Seis adolescentes foram apreendidos na manhã desta terça-feira (15) durante uma nova fase da Operação Lívia, deflagrada pela Polícia Civil para investigar grupos virtuais suspeitos de promover desafios violentos e coagir jovens. A investigação começou após a morte de uma adolescente de 13 anos, em julho, em Naviraí, no sul de Mato Grosso do Sul.
Ao todo, seis mandados de busca e apreensão foram cumpridos em endereços na Bahia, Distrito Federal, Rio de Janeiro, Rio Grande do Sul e São Paulo. Durante a ação, os policiais recolheram celulares, computadores e outras mídias que serão submetidos a perícia. Segundo a investigação, mensagens encontradas no ambiente virtual podem ajudar a identificar a participação dos adolescentes nos desafios.
A nova etapa busca esclarecer como funcionava a estrutura dos grupos, incluindo possíveis integrantes responsáveis por recrutamento, administração, moderação e coerção de vítimas. Conforme a Polícia Civil, os investigados utilizavam mecanismos de chantagem e manipulação psicológica para pressionar adolescentes considerados vulneráveis a cumprir determinações dentro das comunidades virtuais.

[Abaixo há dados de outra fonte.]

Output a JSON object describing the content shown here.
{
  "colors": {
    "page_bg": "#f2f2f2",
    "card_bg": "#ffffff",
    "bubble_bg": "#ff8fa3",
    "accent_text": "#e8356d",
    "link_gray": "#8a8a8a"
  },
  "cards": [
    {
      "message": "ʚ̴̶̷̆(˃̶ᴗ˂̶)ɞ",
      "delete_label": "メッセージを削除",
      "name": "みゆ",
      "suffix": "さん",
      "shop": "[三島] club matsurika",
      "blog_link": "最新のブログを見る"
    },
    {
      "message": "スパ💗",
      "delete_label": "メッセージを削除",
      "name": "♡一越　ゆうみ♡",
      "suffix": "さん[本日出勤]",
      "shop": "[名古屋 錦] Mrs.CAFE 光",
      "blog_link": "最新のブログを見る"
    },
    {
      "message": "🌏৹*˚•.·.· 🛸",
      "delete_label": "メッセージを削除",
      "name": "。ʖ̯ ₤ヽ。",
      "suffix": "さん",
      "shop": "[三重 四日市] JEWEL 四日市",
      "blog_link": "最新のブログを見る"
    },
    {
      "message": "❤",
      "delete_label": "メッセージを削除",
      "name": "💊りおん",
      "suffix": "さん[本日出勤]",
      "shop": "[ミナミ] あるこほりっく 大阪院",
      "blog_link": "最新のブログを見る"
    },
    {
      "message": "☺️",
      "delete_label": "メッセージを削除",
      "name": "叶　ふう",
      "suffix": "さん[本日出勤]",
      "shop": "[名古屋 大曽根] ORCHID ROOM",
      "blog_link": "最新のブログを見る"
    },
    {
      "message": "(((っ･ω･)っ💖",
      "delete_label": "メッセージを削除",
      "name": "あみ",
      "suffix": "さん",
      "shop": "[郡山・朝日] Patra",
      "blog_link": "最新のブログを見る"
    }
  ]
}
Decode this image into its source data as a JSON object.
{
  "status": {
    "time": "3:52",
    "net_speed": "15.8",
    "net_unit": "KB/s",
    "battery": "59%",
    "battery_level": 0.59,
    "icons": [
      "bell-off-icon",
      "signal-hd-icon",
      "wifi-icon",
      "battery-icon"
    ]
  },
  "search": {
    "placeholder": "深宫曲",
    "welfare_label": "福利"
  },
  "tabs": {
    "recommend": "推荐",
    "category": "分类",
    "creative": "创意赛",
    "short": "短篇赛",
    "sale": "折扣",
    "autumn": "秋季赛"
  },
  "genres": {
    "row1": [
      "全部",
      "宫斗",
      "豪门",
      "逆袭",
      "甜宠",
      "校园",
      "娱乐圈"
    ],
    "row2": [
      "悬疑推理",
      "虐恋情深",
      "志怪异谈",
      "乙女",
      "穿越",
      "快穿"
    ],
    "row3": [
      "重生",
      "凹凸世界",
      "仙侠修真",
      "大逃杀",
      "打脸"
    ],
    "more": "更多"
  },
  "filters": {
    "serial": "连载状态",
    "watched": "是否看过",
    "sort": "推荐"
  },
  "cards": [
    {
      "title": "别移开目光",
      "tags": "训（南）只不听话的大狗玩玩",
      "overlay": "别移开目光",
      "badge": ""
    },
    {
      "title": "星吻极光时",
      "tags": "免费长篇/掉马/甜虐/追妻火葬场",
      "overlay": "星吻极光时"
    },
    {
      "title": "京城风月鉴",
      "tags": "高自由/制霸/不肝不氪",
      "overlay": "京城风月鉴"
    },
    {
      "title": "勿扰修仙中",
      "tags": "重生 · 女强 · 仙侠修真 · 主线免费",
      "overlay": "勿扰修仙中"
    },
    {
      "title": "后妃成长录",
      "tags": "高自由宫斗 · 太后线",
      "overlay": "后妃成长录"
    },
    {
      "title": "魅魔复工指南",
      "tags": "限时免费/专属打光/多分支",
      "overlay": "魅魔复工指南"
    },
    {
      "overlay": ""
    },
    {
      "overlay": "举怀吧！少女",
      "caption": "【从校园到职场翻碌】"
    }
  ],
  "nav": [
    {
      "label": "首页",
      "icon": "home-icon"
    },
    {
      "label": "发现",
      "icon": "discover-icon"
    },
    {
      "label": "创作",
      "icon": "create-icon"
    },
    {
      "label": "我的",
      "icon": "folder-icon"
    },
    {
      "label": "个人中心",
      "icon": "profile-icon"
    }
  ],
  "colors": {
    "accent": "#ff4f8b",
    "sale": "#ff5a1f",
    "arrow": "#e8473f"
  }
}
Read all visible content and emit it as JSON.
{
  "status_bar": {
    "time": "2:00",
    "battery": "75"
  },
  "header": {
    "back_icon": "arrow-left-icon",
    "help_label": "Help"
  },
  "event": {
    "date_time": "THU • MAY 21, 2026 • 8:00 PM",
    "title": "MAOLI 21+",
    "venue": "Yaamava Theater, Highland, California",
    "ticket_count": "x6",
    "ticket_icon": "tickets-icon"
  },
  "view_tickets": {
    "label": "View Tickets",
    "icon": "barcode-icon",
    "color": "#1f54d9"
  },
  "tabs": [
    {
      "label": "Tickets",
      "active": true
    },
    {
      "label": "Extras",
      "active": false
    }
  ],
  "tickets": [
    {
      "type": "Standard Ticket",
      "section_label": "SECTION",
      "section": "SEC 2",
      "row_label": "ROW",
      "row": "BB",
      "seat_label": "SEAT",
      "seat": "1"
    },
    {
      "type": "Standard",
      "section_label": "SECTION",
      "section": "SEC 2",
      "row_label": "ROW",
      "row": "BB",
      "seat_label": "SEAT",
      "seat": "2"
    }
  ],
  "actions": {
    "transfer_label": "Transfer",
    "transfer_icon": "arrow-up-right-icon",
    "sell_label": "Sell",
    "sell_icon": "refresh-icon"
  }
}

A primeira fase da operação foi realizada em agosto e resultou na prisão de um homem e na apreensão de cinco adolescentes. Entre eles estava um jovem de 14 anos apontado pela polícia como líder do grupo investigado. Na ocasião, os policiais também encontraram armas, materiais relacionados à apologia ao neonazismo e conteúdos de abuso sexual infantil.
As investigações apontam ainda que grupos mantidos em plataformas como Discord e Telegram seriam utilizados para disseminar discursos de ódio, misoginia e desafios envolvendo violência extrema contra crianças e animais. A polícia também trabalha na identificação de possíveis vítimas e na interrupção de situações de risco.
Morte em Naviraí
A adolescente de 13 anos foi encontrada morta pela mãe e pelo padrasto na varanda da residência onde morava, em Naviraí, na manhã de 22 de julho. Segundo as investigações, ela participava de um grupo no Discord e teria sido submetida a uma sequência de desafios, incluindo a exigência de ferir animais.
Depois de uma primeira tentativa, a adolescente teria sido novamente pressionada durante uma chamada virtual e acabou tirando a própria vida. A transmissão teria durado cerca de 45 minutos. As investigações buscam identificar todos os envolvidos na dinâmica de coerção e responsabilizar aqueles que tenham participado das ações criminosas.
A Polícia Civil informou que a operação também tem como objetivo localizar outras pessoas que possam estar sendo submetidas a ameaças ou manipulação nos grupos investigados e encaminhá-las para proteção e atendimento pelos órgãos responsáveis.